A couple of caveats to add to what @Community member​ said:

  1. stm32h7, at its highest clock speed, has a shorter life according to AN5337 Stm32h7 series lifetime estimates . I do not know the underlying mechanism or how it behaves once things start to fail
  2. Repeated writing of FLASH memory can wear that out. I think we’re talking 10,000 cycles of the same memory location. You’re unlikely to upgrade firmware that many times over a product lifecycle or even during development. But if you use FLASH as non-volatile storage for variables that change too often, you might hit this limit. The stm32 eeprom-emulation example tries to avoid this problem.
  3. Statistics.
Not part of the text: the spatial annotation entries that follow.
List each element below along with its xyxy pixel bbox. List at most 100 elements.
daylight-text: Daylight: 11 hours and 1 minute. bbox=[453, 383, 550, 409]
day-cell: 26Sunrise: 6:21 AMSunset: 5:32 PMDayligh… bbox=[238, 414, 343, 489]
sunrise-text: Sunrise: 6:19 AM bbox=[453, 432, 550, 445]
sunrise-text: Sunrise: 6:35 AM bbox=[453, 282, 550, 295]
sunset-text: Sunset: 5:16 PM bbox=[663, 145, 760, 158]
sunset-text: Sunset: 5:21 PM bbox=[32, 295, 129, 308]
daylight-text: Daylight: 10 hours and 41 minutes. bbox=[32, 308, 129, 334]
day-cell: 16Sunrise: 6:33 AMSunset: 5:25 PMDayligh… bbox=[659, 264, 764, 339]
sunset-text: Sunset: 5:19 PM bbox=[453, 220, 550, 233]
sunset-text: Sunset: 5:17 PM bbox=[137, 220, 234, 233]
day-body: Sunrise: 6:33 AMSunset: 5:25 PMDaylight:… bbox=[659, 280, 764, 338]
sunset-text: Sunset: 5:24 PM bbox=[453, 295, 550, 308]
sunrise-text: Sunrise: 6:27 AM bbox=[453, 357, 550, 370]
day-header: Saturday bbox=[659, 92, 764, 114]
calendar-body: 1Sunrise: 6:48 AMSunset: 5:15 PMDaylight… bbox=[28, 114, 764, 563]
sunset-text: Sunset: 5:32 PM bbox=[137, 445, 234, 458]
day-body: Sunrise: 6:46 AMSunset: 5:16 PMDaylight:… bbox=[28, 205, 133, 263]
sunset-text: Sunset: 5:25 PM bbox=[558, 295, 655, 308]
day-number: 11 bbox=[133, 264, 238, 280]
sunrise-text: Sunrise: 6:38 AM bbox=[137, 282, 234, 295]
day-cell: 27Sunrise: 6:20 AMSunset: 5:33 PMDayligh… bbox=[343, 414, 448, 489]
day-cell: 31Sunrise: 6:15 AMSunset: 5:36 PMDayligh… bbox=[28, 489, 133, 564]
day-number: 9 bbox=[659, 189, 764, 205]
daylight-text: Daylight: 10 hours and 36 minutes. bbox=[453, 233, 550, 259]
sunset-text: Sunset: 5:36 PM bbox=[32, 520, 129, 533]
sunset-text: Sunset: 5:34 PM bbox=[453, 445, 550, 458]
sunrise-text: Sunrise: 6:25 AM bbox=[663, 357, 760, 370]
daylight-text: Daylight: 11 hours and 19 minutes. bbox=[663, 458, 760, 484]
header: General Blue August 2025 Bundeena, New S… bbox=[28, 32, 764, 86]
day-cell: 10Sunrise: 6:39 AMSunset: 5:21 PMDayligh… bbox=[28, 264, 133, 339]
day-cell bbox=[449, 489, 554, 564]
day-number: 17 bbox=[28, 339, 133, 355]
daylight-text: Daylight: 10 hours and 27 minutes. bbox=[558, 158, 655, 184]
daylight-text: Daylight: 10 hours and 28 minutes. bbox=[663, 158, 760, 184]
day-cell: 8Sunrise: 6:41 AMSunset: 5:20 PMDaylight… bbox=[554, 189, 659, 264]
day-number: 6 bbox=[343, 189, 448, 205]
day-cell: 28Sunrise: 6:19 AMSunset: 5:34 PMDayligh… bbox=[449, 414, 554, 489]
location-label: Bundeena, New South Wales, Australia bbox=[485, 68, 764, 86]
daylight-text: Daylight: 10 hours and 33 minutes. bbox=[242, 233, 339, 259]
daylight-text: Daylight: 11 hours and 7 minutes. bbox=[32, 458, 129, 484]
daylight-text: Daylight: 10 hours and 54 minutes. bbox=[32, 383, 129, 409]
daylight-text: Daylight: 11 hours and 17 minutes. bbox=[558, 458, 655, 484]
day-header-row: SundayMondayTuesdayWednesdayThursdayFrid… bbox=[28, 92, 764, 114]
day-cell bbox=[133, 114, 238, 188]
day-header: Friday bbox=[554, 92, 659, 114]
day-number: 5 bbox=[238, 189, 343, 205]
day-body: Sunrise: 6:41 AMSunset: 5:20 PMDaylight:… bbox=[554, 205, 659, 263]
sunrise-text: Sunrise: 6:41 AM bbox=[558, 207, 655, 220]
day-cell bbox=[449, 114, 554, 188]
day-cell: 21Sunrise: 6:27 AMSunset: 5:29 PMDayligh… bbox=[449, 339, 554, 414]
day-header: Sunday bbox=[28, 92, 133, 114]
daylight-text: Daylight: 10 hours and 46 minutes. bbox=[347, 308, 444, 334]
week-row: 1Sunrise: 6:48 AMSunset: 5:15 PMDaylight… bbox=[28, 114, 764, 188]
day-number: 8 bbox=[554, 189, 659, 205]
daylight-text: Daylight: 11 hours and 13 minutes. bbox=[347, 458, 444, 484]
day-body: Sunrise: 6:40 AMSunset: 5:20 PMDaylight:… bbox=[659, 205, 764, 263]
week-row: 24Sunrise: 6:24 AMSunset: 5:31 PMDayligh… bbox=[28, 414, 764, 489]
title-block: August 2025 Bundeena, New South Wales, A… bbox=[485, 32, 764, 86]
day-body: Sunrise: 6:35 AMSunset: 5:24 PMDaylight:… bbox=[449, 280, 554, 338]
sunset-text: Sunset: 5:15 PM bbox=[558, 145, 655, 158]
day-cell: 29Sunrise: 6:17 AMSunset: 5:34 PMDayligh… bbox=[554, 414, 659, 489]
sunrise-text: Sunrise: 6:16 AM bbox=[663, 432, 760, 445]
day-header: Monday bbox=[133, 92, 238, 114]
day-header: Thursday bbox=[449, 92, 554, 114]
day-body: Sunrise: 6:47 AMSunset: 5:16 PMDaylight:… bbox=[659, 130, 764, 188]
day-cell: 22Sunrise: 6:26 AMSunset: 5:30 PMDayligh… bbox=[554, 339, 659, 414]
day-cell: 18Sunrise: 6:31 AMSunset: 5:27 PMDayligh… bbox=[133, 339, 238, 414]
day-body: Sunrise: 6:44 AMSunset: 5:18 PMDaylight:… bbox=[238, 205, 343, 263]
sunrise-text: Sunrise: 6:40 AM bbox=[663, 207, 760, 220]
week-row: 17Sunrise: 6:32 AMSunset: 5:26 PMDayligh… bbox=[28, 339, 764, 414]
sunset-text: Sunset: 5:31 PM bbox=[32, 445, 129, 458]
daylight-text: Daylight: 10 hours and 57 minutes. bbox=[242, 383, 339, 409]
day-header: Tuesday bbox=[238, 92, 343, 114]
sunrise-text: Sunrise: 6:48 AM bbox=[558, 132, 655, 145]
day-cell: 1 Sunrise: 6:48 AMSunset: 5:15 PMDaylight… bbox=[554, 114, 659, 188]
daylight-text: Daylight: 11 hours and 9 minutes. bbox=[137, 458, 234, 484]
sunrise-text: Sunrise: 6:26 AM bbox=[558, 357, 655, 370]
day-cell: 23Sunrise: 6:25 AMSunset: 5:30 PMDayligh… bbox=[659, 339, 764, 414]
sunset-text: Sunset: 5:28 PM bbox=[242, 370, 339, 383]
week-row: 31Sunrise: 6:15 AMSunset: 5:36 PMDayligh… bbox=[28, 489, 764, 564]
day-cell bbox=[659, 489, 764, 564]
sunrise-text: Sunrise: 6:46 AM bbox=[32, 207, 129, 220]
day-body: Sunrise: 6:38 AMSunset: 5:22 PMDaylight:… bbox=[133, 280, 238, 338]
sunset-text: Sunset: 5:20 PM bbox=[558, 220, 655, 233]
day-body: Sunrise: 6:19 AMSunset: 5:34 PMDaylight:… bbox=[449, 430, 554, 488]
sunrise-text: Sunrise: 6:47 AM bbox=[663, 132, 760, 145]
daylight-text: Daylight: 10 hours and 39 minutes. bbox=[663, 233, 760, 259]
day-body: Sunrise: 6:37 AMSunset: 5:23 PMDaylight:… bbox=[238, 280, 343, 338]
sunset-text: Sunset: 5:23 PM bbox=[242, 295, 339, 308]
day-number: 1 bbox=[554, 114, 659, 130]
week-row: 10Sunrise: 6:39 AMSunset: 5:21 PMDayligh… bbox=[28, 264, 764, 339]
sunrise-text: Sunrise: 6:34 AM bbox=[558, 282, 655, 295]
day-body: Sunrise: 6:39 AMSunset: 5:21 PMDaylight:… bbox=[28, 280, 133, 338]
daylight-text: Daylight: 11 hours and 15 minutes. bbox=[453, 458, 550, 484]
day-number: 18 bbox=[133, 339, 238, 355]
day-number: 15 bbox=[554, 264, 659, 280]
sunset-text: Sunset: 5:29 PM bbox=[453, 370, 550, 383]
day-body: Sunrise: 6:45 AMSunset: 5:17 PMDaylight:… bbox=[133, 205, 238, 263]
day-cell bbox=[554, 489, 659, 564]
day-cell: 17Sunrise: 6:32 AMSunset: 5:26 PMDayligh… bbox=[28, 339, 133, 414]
Although the average life is over 10 years, you might be the unlucky person whose stm32 dies after 2 years without reason while many others live for 20+ years.
  4. Electical abuse: If you exceed the “absolute maximum“ ratings you can kill stm32 quickly.
gregstm
Senior III

Just a thought. If your goal is to keep an application running continuously, then you will have to assume you will get some sort of disruption (eg. static discharge, weird radiation, power glitch,..) and recover gracefully from it. You might need to keep some variables+checksums that will allow you to determine whether a reset was from power-up or some unexpected interruption to normal operation - if so, you can log the event but hopefully carry on processing without the user even noticing.